May 21, 2014

The deafening silence of universities on The Basel Committee Distortion is scary.

Sir, I refer to John Kay’s “Angry economics students are naïve- and mostly right” May 21.

When John Kay invests his capital he looks at risk and returns when deciding what to do. How would it impact his decisions if suddenly the government told him “Citizen Kay, if you invest in what is perceived ex ante as “absolutely safe”, I will pay you additionally a couple of hundred basis points.”? Would he also think that subsidy carries no cost?

Allowing banks to hold less capital when lending to “the safe” than when lending to “the risky” causes banks to earn much higher risk-adjusted returns on equity when lending to “the safe” than when lending to “the risky”, and this means, no doubt about it, that banks will lend too much to “the safe” and too little to “the risky”.

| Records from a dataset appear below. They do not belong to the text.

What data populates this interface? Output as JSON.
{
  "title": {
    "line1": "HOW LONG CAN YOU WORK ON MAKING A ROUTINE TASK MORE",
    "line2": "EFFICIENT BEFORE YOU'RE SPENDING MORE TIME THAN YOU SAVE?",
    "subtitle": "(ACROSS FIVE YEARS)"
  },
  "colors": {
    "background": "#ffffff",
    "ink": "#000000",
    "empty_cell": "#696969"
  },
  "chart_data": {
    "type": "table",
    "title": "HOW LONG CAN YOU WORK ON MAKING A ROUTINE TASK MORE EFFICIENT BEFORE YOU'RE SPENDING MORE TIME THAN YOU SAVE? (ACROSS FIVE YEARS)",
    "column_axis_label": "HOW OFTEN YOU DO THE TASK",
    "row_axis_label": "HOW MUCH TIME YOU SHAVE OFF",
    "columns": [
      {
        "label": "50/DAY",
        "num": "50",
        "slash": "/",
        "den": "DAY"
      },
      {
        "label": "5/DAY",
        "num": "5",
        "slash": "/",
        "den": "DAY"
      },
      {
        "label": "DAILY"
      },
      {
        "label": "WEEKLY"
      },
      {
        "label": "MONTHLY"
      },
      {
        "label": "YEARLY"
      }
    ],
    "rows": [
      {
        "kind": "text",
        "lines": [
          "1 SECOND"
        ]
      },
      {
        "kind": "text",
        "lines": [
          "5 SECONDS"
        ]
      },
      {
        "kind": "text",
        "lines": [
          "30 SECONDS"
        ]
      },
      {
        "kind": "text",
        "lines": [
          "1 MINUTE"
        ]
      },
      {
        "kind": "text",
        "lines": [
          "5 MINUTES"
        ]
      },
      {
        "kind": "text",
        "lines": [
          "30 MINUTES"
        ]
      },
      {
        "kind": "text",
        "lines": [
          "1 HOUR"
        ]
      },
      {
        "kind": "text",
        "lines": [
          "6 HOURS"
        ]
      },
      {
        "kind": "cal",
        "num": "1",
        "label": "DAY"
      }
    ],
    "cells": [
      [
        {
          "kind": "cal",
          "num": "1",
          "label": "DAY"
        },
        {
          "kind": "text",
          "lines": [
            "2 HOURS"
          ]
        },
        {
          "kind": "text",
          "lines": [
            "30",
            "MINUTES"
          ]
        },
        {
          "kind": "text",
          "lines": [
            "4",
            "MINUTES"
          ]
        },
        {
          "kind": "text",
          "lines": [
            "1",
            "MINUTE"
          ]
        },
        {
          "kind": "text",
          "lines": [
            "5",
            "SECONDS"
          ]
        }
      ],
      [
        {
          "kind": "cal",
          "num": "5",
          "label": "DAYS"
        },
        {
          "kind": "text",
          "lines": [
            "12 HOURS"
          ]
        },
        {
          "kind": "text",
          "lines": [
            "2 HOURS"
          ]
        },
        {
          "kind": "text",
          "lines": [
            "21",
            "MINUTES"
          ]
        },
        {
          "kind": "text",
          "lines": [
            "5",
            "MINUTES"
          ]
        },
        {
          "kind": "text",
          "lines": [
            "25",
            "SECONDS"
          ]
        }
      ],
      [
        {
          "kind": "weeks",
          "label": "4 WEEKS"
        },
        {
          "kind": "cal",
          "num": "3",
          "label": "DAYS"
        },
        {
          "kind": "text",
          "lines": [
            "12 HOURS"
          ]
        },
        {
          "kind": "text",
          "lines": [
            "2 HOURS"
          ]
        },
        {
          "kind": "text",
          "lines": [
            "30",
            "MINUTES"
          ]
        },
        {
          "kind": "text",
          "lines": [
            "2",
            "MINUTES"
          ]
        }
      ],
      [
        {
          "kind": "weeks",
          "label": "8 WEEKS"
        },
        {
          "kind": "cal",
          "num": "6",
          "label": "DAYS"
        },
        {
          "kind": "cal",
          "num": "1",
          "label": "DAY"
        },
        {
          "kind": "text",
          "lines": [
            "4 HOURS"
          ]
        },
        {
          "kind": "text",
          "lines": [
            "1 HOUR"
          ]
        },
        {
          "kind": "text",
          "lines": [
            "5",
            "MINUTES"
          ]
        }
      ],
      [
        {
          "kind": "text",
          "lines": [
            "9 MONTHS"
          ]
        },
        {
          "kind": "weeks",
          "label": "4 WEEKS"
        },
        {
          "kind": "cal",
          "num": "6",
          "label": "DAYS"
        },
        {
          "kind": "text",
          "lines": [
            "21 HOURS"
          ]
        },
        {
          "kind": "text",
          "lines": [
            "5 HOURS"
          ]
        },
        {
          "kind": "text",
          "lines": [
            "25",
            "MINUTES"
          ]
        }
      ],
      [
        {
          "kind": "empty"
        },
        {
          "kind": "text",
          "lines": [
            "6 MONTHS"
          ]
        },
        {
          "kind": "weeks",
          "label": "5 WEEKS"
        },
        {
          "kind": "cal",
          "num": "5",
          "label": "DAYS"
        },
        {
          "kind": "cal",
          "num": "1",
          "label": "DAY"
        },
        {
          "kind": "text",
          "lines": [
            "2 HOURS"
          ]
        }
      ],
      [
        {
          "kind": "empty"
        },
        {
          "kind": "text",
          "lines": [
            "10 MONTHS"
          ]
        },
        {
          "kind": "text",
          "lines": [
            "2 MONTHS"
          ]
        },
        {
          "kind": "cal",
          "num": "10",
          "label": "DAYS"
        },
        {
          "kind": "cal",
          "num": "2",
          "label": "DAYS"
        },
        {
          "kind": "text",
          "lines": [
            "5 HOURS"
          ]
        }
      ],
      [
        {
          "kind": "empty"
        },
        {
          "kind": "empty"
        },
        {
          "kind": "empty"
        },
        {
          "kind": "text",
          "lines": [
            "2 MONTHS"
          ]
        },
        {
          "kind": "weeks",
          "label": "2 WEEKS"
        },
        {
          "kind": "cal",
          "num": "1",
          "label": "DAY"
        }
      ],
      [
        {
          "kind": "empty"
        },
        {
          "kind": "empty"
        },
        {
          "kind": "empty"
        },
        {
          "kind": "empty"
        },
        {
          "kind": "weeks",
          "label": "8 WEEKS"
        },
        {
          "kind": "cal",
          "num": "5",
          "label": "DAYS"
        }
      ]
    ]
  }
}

And so though I am not an angry economic student, I am an economist very angry with our universities for ignoring the distortions caused by the risk-weighted bank capital requirements in the allocation of credit in the real economy. Their deafening silence on this issue makes it so much harder to extract an explanation from the regulators who in my mind are either blind or plain stupid.

That you for instance can obtain an MBA from Harvard, or get a CFA certification, without having been made aware of the existence of The Basel Committee Distortion, and much less of its financial consequences, is truly scary.